第12話 告げられた事実

「5、6年前くらいじゃったかな。よくこの神社に遊びに来る女性がおったんじゃ。それはそれはおしとやかで、上品なお嬢さんじゃった」


「へぇ」


「彼女は毎週お参りに来て、いなりをお供えして帰っていくのがいつものことじゃった。ウチはありがたく、毎度それを貰っておったが……ある日うっかり、彼女がいなくなる前にウチがいなりを取ってしもうてな。もちろんいなりを見えないようにしてる訳でもなかったから、見た彼女はとても驚いた表情をしとったわい」 


 きっとその光景を思い出しているのだろう。神様は微笑みながら話を続けた。


「見られたウチは焦って、彼女の記憶を消そうとしたんじゃが……その前に彼女がこうやって口にしたんじゃよ。『もしかして神様ですか?』ってな」


「おお。でも、その人は神様のこと見えてなかったんでしょ?」


「うむ、その通りじゃ。彼女はウチの姿は見えておらんかった……じゃが、ウチの存在は知っておったみたいでの。浮いてるいなりに向かって、彼女は色々と教えてくれたんじゃ。村ではこんな風に言い伝えられているんですよ、ってな」


「へぇー」


 神様に気付いたってのも凄いけど、神様に解説するのはもっと肝が据わってるというか、何というか……そもそも、どんな言い伝えが残っていたんだろうか。いなりが好きな神様、って情報ぐらいしか残ってなさそうなんだけど。

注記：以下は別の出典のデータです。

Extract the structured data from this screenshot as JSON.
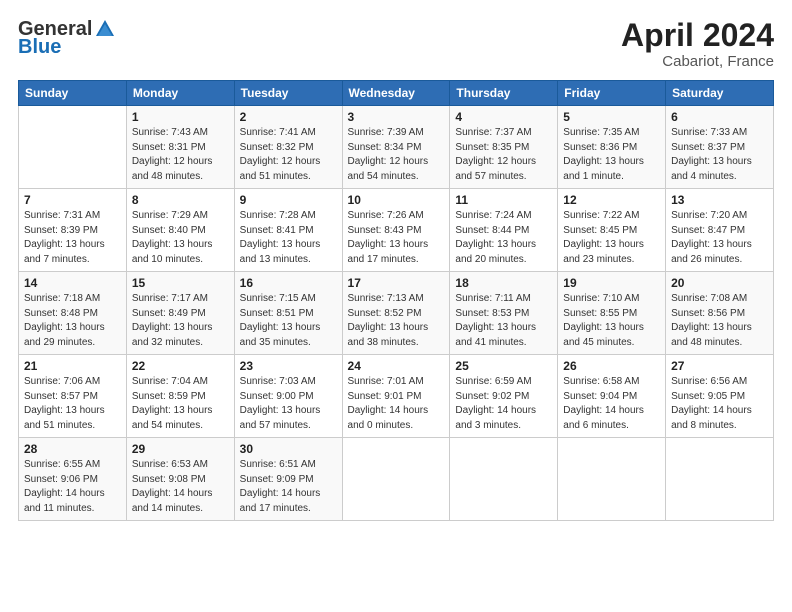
{
  "header": {
    "logo_general": "General",
    "logo_blue": "Blue",
    "month_year": "April 2024",
    "location": "Cabariot, France"
  },
  "days_of_week": [
    "Sunday",
    "Monday",
    "Tuesday",
    "Wednesday",
    "Thursday",
    "Friday",
    "Saturday"
  ],
  "weeks": [
    [
      {
        "day": "",
        "info": ""
      },
      {
        "day": "1",
        "info": "Sunrise: 7:43 AM\nSunset: 8:31 PM\nDaylight: 12 hours\nand 48 minutes."
      },
      {
        "day": "2",
        "info": "Sunrise: 7:41 AM\nSunset: 8:32 PM\nDaylight: 12 hours\nand 51 minutes."
      },
      {
        "day": "3",
        "info": "Sunrise: 7:39 AM\nSunset: 8:34 PM\nDaylight: 12 hours\nand 54 minutes."
      },
      {
        "day": "4",
        "info": "Sunrise: 7:37 AM\nSunset: 8:35 PM\nDaylight: 12 hours\nand 57 minutes."
      },
      {
        "day": "5",
        "info": "Sunrise: 7:35 AM\nSunset: 8:36 PM\nDaylight: 13 hours\nand 1 minute."
      },
      {
        "day": "6",
        "info": "Sunrise: 7:33 AM\nSunset: 8:37 PM\nDaylight: 13 hours\nand 4 minutes."
      }
    ],
    [
      {
        "day": "7",
        "info": "Sunrise: 7:31 AM\nSunset: 8:39 PM\nDaylight: 13 hours\nand 7 minutes."
      },
      {
        "day": "8",
        "info": "Sunrise: 7:29 AM\nSunset: 8:40 PM\nDaylight: 13 hours\nand 10 minutes."
      },
      {
        "day": "9",
        "info": "Sunrise: 7:28 AM\nSunset: 8:41 PM\nDaylight: 13 hours\nand 13 minutes."
      },
      {
        "day": "10",
        "info": "Sunrise: 7:26 AM\nSunset: 8:43 PM\nDaylight: 13 hours\nand 17 minutes."
      },
      {
        "day": "11",
        "info": "Sunrise: 7:24 AM\nSunset: 8:44 PM\nDaylight: 13 hours\nand 20 minutes."
      },
      {
        "day": "12",
        "info": "Sunrise: 7:22 AM\nSunset: 8:45 PM\nDaylight: 13 hours\nand 23 minutes."
      },
      {
        "day": "13",
        "info": "Sunrise: 7:20 AM\nSunset: 8:47 PM\nDaylight: 13 hours\nand 26 minutes."
      }
    ],
    [
      {
        "day": "14",
        "info": "Sunrise: 7:18 AM\nSunset: 8:48 PM\nDaylight: 13 hours\nand 29 minutes."
      },
      {
        "day": "15",
        "info": "Sunrise: 7:17 AM\nSunset: 8:49 PM\nDaylight: 13 hours\nand 32 minutes."
      },
      {
        "day": "16",
        "info": "Sunrise: 7:15 AM\nSunset: 8:51 PM\nDaylight: 13 hours\nand 35 minutes."
      },
      {
        "day": "17",
        "info": "Sunrise: 7:13 AM\nSunset: 8:52 PM\nDaylight: 13 hours\nand 38 minutes."
      },
      {
        "day": "18",
        "info": "Sunrise: 7:11 AM\nSunset: 8:53 PM\nDaylight: 13 hours\nand 41 minutes."
      },
      {
        "day": "19",
        "info": "Sunrise: 7:10 AM\nSunset: 8:55 PM\nDaylight: 13 hours\nand 45 minutes."
      },
      {
        "day": "20",
        "info": "Sunrise: 7:08 AM\nSunset: 8:56 PM\nDaylight: 13 hours\nand 48 minutes."
      }
    ],
    [
      {
        "day": "21",
        "info": "Sunrise: 7:06 AM\nSunset: 8:57 PM\nDaylight: 13 hours\nand 51 minutes."
      },
      {
        "day": "22",
        "info": "Sunrise: 7:04 AM\nSunset: 8:59 PM\nDaylight: 13 hours\nand 54 minutes."
      },
      {
        "day": "23",
        "info": "Sunrise: 7:03 AM\nSunset: 9:00 PM\nDaylight: 13 hours\nand 57 minutes."
      },
      {
        "day": "24",
        "info": "Sunrise: 7:01 AM\nSunset: 9:01 PM\nDaylight: 14 hours\nand 0 minutes."
      },
      {
        "day": "25",
        "info": "Sunrise: 6:59 AM\nSunset: 9:02 PM\nDaylight: 14 hours\nand 3 minutes."
      },
      {
        "day": "26",
        "info": "Sunrise: 6:58 AM\nSunset: 9:04 PM\nDaylight: 14 hours\nand 6 minutes."
      },
      {
        "day": "27",
        "info": "Sunrise: 6:56 AM\nSunset: 9:05 PM\nDaylight: 14 hours\nand 8 minutes."
      }
    ],
    [
      {
        "day": "28",
        "info": "Sunrise: 6:55 AM\nSunset: 9:06 PM\nDaylight: 14 hours\nand 11 minutes."
      },
      {
        "day": "29",
        "info": "Sunrise: 6:53 AM\nSunset: 9:08 PM\nDaylight: 14 hours\nand 14 minutes."
      },
      {
        "day": "30",
        "info": "Sunrise: 6:51 AM\nSunset: 9:09 PM\nDaylight: 14 hours\nand 17 minutes."
      },
      {
        "day": "",
        "info": ""
      },
      {
        "day": "",
        "info": ""
      },
      {
        "day": "",
        "info": ""
      },
      {
        "day": "",
        "info": ""
      }
    ]
  ]
}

「……失敬じゃな。村を災害から守ったとか、そういう良い話系のも残っとるわい」


「それは素晴らしいことだけど、事実なの?」


「…………黙秘権を使わせてもらうのじゃ」


「そればっかりじゃねぇか」


 伝承って言っても、あまりアテにならないもんなんだな……まぁ神様に答え合わせしてもらうことなんて、普通は出来ないし。だから奇跡とかが起こったら、勝手に人間が結びつけてしまうんだろうな。


「……話を戻すのじゃ。色々と教えてくれた彼女にウチは心を許し、記憶を消すことも止めたのじゃ。そしてお互いに自己紹介をして、仲良くなっていったんじゃよ」


「ん? お互い見えないのにどうやって仲良くなったんだ? 女性の声は神様に聞こえたかもしれないけど、神様の声は女性に聞こえなかったんじゃないの?」


「うむ、その通りじゃ。そこで使ったのが……これなんじゃ」


 そして神様は魔法のように、何も無いところからノートを出現させたんだ。


「うおっ!?」


「これを使って会話をしてたんじゃ。いわゆる筆談ってやつじゃな」


「あ、そ、そうなんだ……」


 それよりもさっきのアポートが気になって、仕方ないんだけど……あれって僕も使えるんだろうか。


「まぁ声は届かずとも、こんな風にウチは現実世界の物に干渉できるからの。これで彼女と会話をして、その時に彼女の花という名前を知ったんじゃ」


「なるほど。それが、店主さんの奥さんだったんだね」


「そうだったんだな……」


 店主は呟いて、瞳を閉じた。彼もまた、在りし日の頃を思い返しているのだろう……それで神様はそのノートを開いて。


「ああー、懐かしいのぉ。そういえば彼女に言われて、自分のことを『ウチ』と呼ぶようになったんじゃっけ」


「そうなの? その前は何て呼んでたの?」


「『ワシ』じゃ」


「うーん、予想通り」


 まぁ確かにロリババ狐娘が自分のことウチって呼んでるのは、多少違和感があったけど。やっぱり何かしらの理由があったんだな。


「あんまり興味ないけど、神様は何で呼び方変えたの?」


「一言余計なのじゃ……別に深い意味は無いわい。ただ、ウチの見た目のこととかをノートに書いてると、花ちゃんが『そんな可愛い格好してるなら、ジジくさい呼び方止めなー?』って言ってくれたんじゃよ」


「そうだったのか」


 別にそれ以上の感想は無いが……神様も彼女と喋って、多少なり人生が変わったんだろう。それはきっと良いことだったと思うが……。


「それで仲良くしておったんじゃが、突然花ちゃんがここに来なくなってのぉ。どこか遠くにでも引っ越したのかと思っとったんじゃが、まさかお主のお嫁さんだったとは! 花ちゃんは元気なのかの? 次はいつ来れそうなんじゃ──」


「あのな…………ミミハ様。花はもう……この世にいないんだ」


「────え」


 ……もう彼女に会うことは叶わないのだ。そのことを知ってしまった神様は、呆然と立ち尽くしてしまうのだった。